Cogió una de las cañas y empezó a hacer pequeños agujeros con un sencillo punzón. Las cañas las habían recogido en sus salidas nocturnas, cuando el único vigilante se quedaba dormido. Poco a poco habían almacenado una gran cantidad de ellas. Habían tenido tiempo, mucho tiempo para hacerse con todo el material necesario Años y años encerrados en aquella enorme prisión, en la que ellos dos eran los únicos forzados habitantes.
Una pluma de un despistado ganso, otra pluma de buitre que apareció muerto en el recinto, varias más de pato y un montón de vulgares plumas de palomas que se atrevían, sin conocer su futuro, a posarse en los muros. Una a una las fue enganchando en los agujeros de la caña con la cera de abeja, calentada al sol en un pequeño recipiente.
Miró a su derecha y vió cómo su padre se esforzaba en ensamblar las cañas emplumadas unas con otras, formando así el extraño artilugio. Se acercó a él, arrastrando los pies, para que comprobara la solidez de su trabajo y pensó en el viaje que dentro de poco emprenderían.

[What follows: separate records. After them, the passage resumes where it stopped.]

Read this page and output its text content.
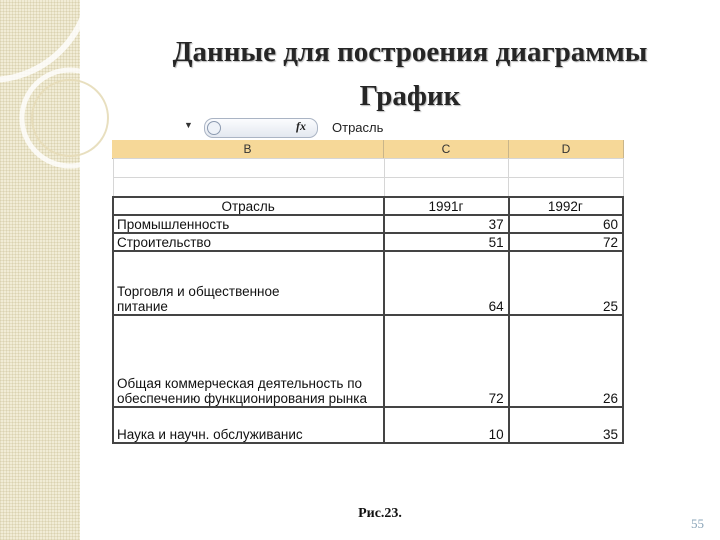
Данные для построения диаграммы
График
▼	fx Отрасль
B	C	D

Отрасль	1991г	1992г
Промышленность	37	60
Строительство	51	72
Торговля и общественное питание	64	25
Общая коммерческая деятельность по обеспечению функционирования рынка	72	26
Наука и научн. обслуживанис	10	35
Рис.23.
55
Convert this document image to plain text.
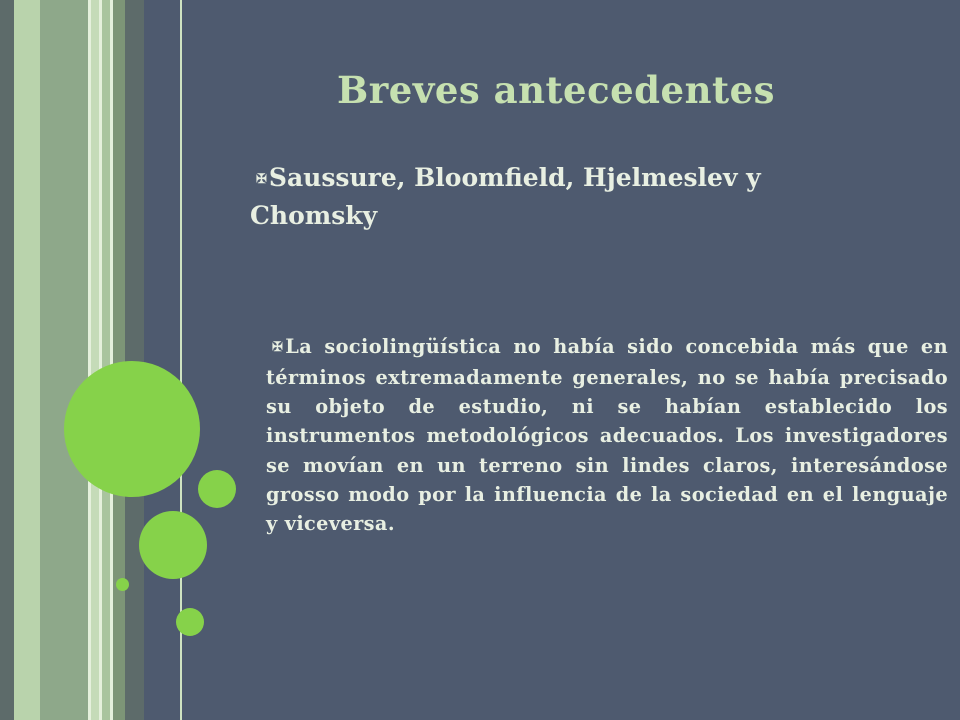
Breves antecedentes
✠Saussure, Bloomfield, Hjelmeslev y Chomsky
✠ La sociolingüística no había sido concebida más que en términos extremadamente generales, no se había precisado su objeto de estudio, ni se habían establecido los instrumentos metodológicos adecuados. Los investigadores se movían en un terreno sin lindes claros, interesándose grosso modo por la influencia de la sociedad en el lenguaje y viceversa.
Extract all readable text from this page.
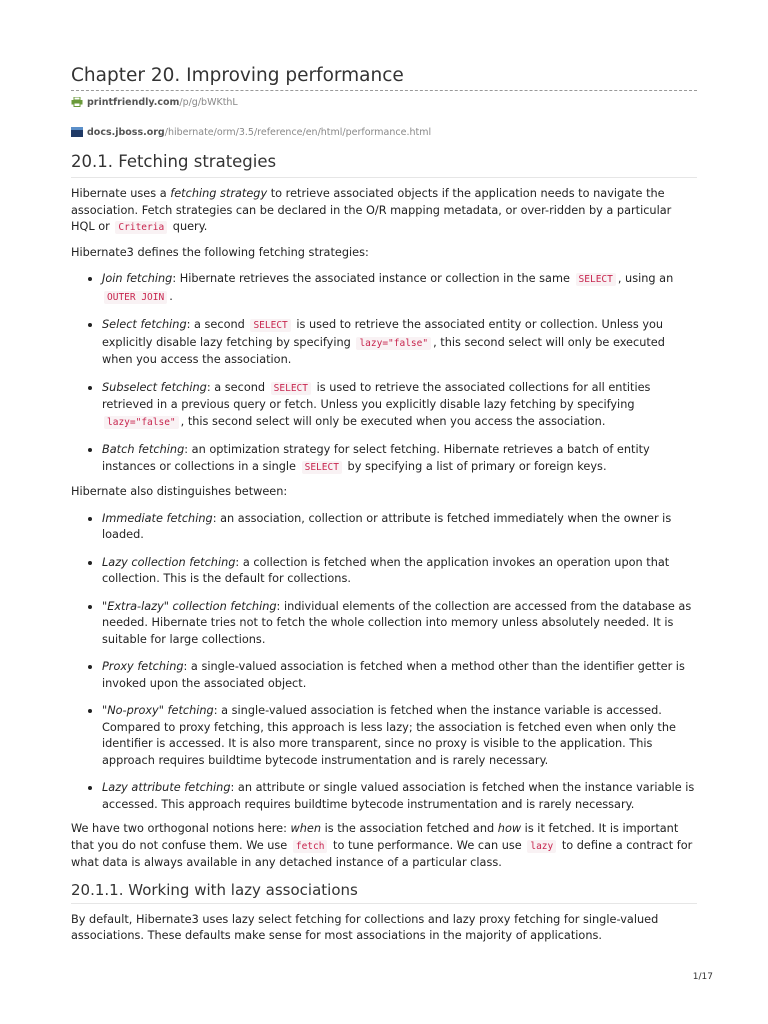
Chapter 20. Improving performance
printfriendly.com /p/g/bWKthL
docs.jboss.org /hibernate/orm/3.5/reference/en/html/performance.html
20.1. Fetching strategies

Hibernate uses a fetching strategy to retrieve associated objects if the application needs to navigate the association. Fetch strategies can be declared in the O/R mapping metadata, or over-ridden by a particular HQL or Criteria query.

Hibernate3 defines the following fetching strategies:

Join fetching: Hibernate retrieves the associated instance or collection in the same SELECT , using an OUTER JOIN .
Select fetching: a second SELECT is used to retrieve the associated entity or collection. Unless you explicitly disable lazy fetching by specifying lazy="false" , this second select will only be executed when you access the association.
Subselect fetching: a second SELECT is used to retrieve the associated collections for all entities retrieved in a previous query or fetch. Unless you explicitly disable lazy fetching by specifying lazy="false" , this second select will only be executed when you access the association.
Batch fetching: an optimization strategy for select fetching. Hibernate retrieves a batch of entity instances or collections in a single SELECT by specifying a list of primary or foreign keys.

Hibernate also distinguishes between:

Immediate fetching: an association, collection or attribute is fetched immediately when the owner is loaded.
Lazy collection fetching: a collection is fetched when the application invokes an operation upon that collection. This is the default for collections.
"Extra-lazy" collection fetching: individual elements of the collection are accessed from the database as needed. Hibernate tries not to fetch the whole collection into memory unless absolutely needed. It is suitable for large collections.
Proxy fetching: a single-valued association is fetched when a method other than the identifier getter is invoked upon the associated object.
"No-proxy" fetching: a single-valued association is fetched when the instance variable is accessed. Compared to proxy fetching, this approach is less lazy; the association is fetched even when only the identifier is accessed. It is also more transparent, since no proxy is visible to the application. This approach requires buildtime bytecode instrumentation and is rarely necessary.
Lazy attribute fetching: an attribute or single valued association is fetched when the instance variable is accessed. This approach requires buildtime bytecode instrumentation and is rarely necessary.

We have two orthogonal notions here: when is the association fetched and how is it fetched. It is important that you do not confuse them. We use fetch to tune performance. We can use lazy to define a contract for what data is always available in any detached instance of a particular class.

20.1.1. Working with lazy associations

By default, Hibernate3 uses lazy select fetching for collections and lazy proxy fetching for single-valued associations. These defaults make sense for most associations in the majority of applications.

1/17
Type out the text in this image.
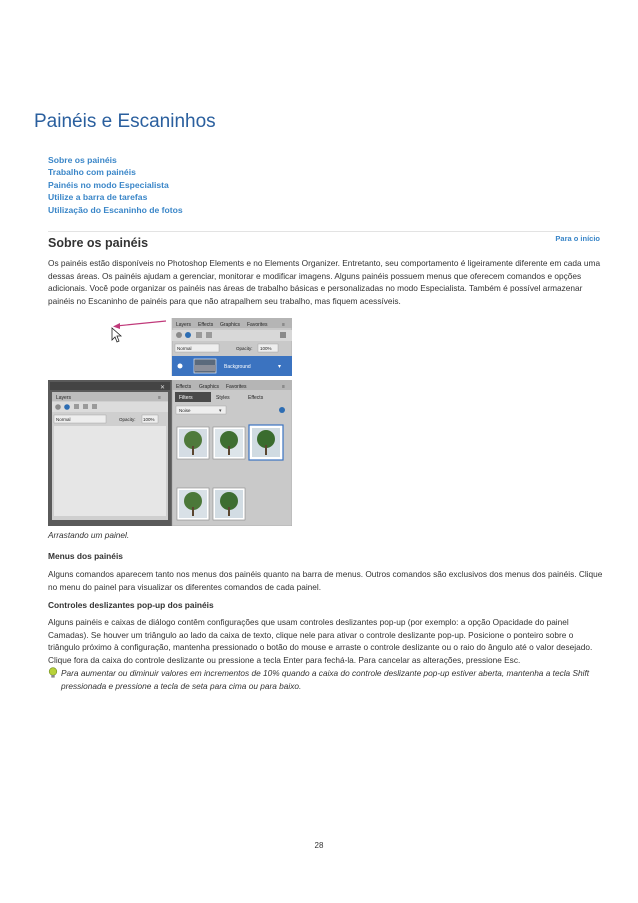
Painéis e Escaninhos
Sobre os painéis
Trabalho com painéis
Painéis no modo Especialista
Utilize a barra de tarefas
Utilização do Escaninho de fotos
Para o início
Sobre os painéis

Os painéis estão disponíveis no Photoshop Elements e no Elements Organizer. Entretanto, seu comportamento é ligeiramente diferente em cada uma dessas áreas. Os painéis ajudam a gerenciar, monitorar e modificar imagens. Alguns painéis possuem menus que oferecem comandos e opções adicionais. Você pode organizar os painéis nas áreas de trabalho básicas e personalizadas no modo Especialista. Também é possível armazenar painéis no Escaninho de painéis para que não atrapalhem seu trabalho, mas fiquem acessíveis.

Layers Effects Graphics Favorites	≡
Normal	Opacity: 100%
Background	▾
✕
Layers	≡
Normal	Opacity: 100%
Effects Graphics Favorites	≡
Filters	Styles	Effects
Noise	▾

Arrastando um painel.

Menus dos painéis

Alguns comandos aparecem tanto nos menus dos painéis quanto na barra de menus. Outros comandos são exclusivos dos menus dos painéis. Clique no menu do painel para visualizar os diferentes comandos de cada painel.

Controles deslizantes pop-up dos painéis

Alguns painéis e caixas de diálogo contêm configurações que usam controles deslizantes pop-up (por exemplo: a opção Opacidade do painel Camadas). Se houver um triângulo ao lado da caixa de texto, clique nele para ativar o controle deslizante pop-up. Posicione o ponteiro sobre o triângulo próximo à configuração, mantenha pressionado o botão do mouse e arraste o controle deslizante ou o raio do ângulo até o valor desejado. Clique fora da caixa do controle deslizante ou pressione a tecla Enter para fechá-la. Para cancelar as alterações, pressione Esc.

Para aumentar ou diminuir valores em incrementos de 10% quando a caixa do controle deslizante pop-up estiver aberta, mantenha a tecla Shift pressionada e pressione a tecla de seta para cima ou para baixo.

28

Ataron a su cuerpo el producto de sus meses de trabajo y sus sueños de libertad, y subieron al muro más alto.
Y ejecutaron el más bello salto de vida que nadie jamás hizo. Y volaron.
Subía y bajaba moviendo sus brazos y sintiendo el aire fresco en su cara. Y desde atrás escuchaba la lejana voz de su padre: «No subas más. El sol, el sol…»
Fue entonces cuando vió la extraña lluvia de plumas y cuando presintió la inminente caida.